Photosynthesis uses light to produce carbohydrates. Agricultural crops capture photons from the sun for energy to convert carbon dioxide in the air to food, fuel and fiber. What you might not know is that phosphorus (P) is right up front in that photosynthetic capture of energy.
Electrons in the chlorophyll molecule get excited by photons of red or blue light. The energy from those excited electrons transfers directly to two P-containing molecules, ADP and NADP, transforming them into ATP and NADPH. Using the energy from those two molecules, the Calvin-Benson cycle makes three-carbon sugar phosphates from atmospheric carbon dioxide.
 
Phosphate, when bonded to sugars, provides part of the energy to make different kinds of carbohydrates and starches, which are then ultimately transformed into all of the organic compounds of the plant. Most of the conversions of carbohydrates within plant cells involve phosphorylated forms.

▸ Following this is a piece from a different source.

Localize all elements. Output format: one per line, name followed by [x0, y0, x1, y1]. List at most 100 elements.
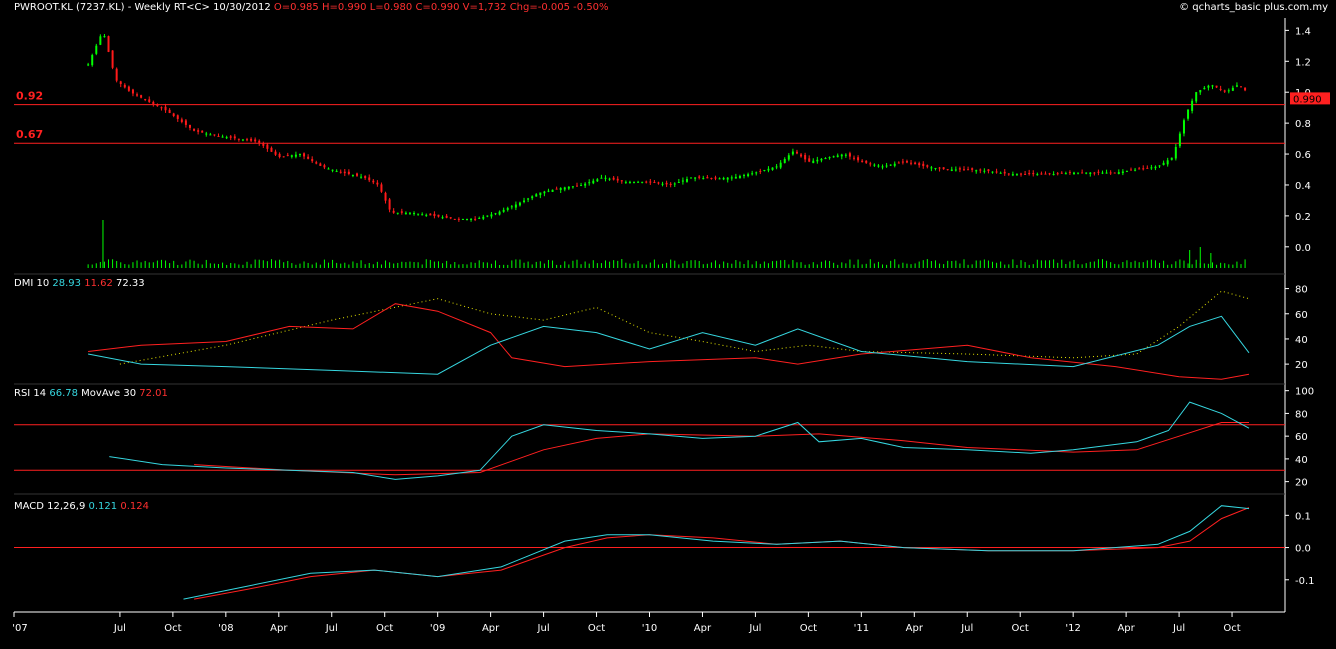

Even though this energy role seems so absolutely vital, only a tiny fraction of plant P is found in these energy compounds. ATP is incredibly efficient. At any one moment, there are many times fewer phosphate molecules in ATP than in the plant cell membranes, or in the genetic material, DNA and RNA. And all those fractions combined usually amount to less than what a well-nourished plant stores as inorganic phosphate in vacuoles within its cells. Where P is limiting, plants cut into the storage phosphate to keep the concentrations steady for the essential forms of P involved in energy reactions. In grains and seeds, the main storage form is phytate, an organic form of phosphate that also complexes calcium, magnesium, potassium and many micronutrients like iron and zinc. Phytate is also found in pollen grains, and in roots and tubers, and is the major form of organic phosphate added to soils.
 
So when it comes to photosynthesis, the P that participates represents just the tip of the iceberg in terms of the total amount in the plant. Nevertheless, it is crucial to photosynthesis, and to high yields.
Phosphorus deficient crops first show a reduction in leaf area expansion, but their chlorophyll also becomes less efficient. The chlorophyll may continue to be active, but may do damage when phosphate limits carbon dioxide conversion. Light energy, interacting with chlorophyll and other light-harvesting molecules, can produce oxygen free radicals and other damaging oxidative chemicals. When plants respond by producing anthocyanins for protection, these non-green pigments curb maximum photosynthetic capacity by blocking absorption of light.
Phosphorus is involved in the photosynthetic core of any high-yield crop production system, the crucial point at which energy is transformed from light into sugar and then into the myriad unique compounds, which plants provide for us. So as we develop plant production systems for ever higher levels of productivity and sustainability, we need to continue refining assessment methods for assuring the right P nutrition for all crops in the system for every day of their growth cycle. Most crop plants continue taking up P right up to maturity. Keeping roots active and healthy helps them do so. Recent research in Illinois documented that one particular benefit of the Bt rootworm protection trait was enhanced uptake and concentration of P in corn grain.
 
We don't know if this means higher yields will require higher levels of soil test P. But the importance of maintaining optimum levels is likely to increase, and so will the importance of maintaining soil health to allow roots the opportunity for efficient P uptake. The efficiency of our biggest solar collector—our crops—depends on it.